I wonder how AMD managed to ship unified drivers for 10+ years then.
If recent commits on the open source Intel driver are any indication, the main problem they have is that the driver team has no idea how to manage dedicated VRAM and never structured the driver for NUMA. So now they have to review it from the ground up and instead of doing it properly, they forked it and are mothballing the iGPU branch.
 
they forked it and are mothballing the iGPU branch.
What does 10th-gen and older vs 11th-gen and up have in common? 10th and below are non-Xe, 11th and up are Xe which is also the foundation for its discrete GPUs.

Intel forked off the 10th-gen and older stuff that wasn't really seriously meant to run graphics-intensive stuff to focus on Xe which is and likely has much in common with its driver development hell GPUs.
 
What does 10th-gen and older vs 11th-gen and up have in common? 10th and below are non-Xe, 11th and up are Xe which is also the foundation for its discrete GPUs.

Intel forked off the 10th-gen and older stuff that wasn't really seriously meant to run graphics-intensive stuff to focus on Xe which is and likely has much in common with its driver development hell GPUs.
The Xe driver used for the discrete cards is the same as the one used for 11th and 12th gen embedded graphics, and the latter was developed first because developers didn't have discrete cards to program against.
A recent fix to improve ray tracing on discrete cards did one thing : allocate the dedicated VRAM first instead of using whatever (i.e. system RAM). This fix has zero effect on 11th and 12th gen iGPU, but improved performance for discrete cards by a factor of 100 (dixit the developer who posted the fix). Considering that DX11 and older / OpenGL drivers did resource allocation themselves (contrary to Vulkan and DX12, where the game's dev has to do it), it is perfectly reasonable to deduce that current Xe drivers simply don't take the possibility of discrete GPUs having dedicated VRAM into account.
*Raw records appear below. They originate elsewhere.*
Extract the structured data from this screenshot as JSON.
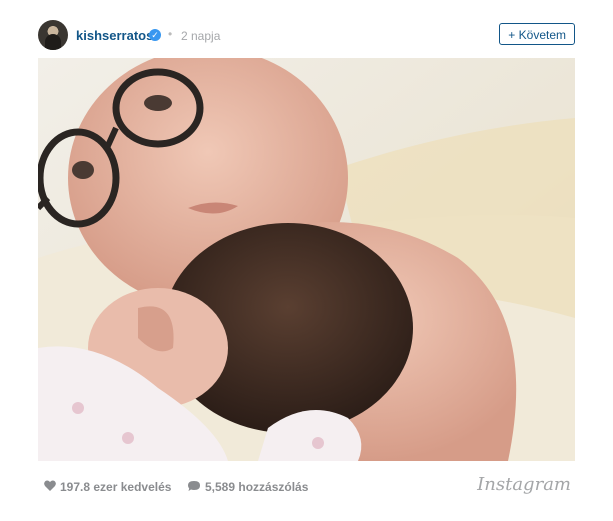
{
  "post": {
    "username": "kishserratos",
    "verified": true,
    "separator": "•",
    "time_ago": "2 napja",
    "follow_label": "+ Követem"
  },
  "photo": {
    "description_colors": {
      "background": "#e6e2da",
      "skin": "#e3b3a2",
      "hair": "#3e2b22",
      "onesie": "#f4eef1"
    }
  },
  "footer": {
    "likes": "197.8 ezer kedvelés",
    "comments": "5,589 hozzászólás",
    "brand": "Instagram"
  },
  "icons": {
    "avatar": "avatar",
    "verified": "verified-badge-icon",
    "heart": "heart-icon",
    "comment": "comment-icon"
  }
}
Thus, their abysmal performance when compared with their theoretical compute power, and the need to refactor them from the ground up. Due to the urgency of the situation, cross-validating the driver against embedded graphics (again, 11 and 12-gen) would take too much time, so the latter was forked into a maintenance-only branch until discrete cards don't suck as much. Maybe then both branches will be merged back together, but I would be mightily surprised if that took place within the next 18 months. More than likely, it's,going to take years.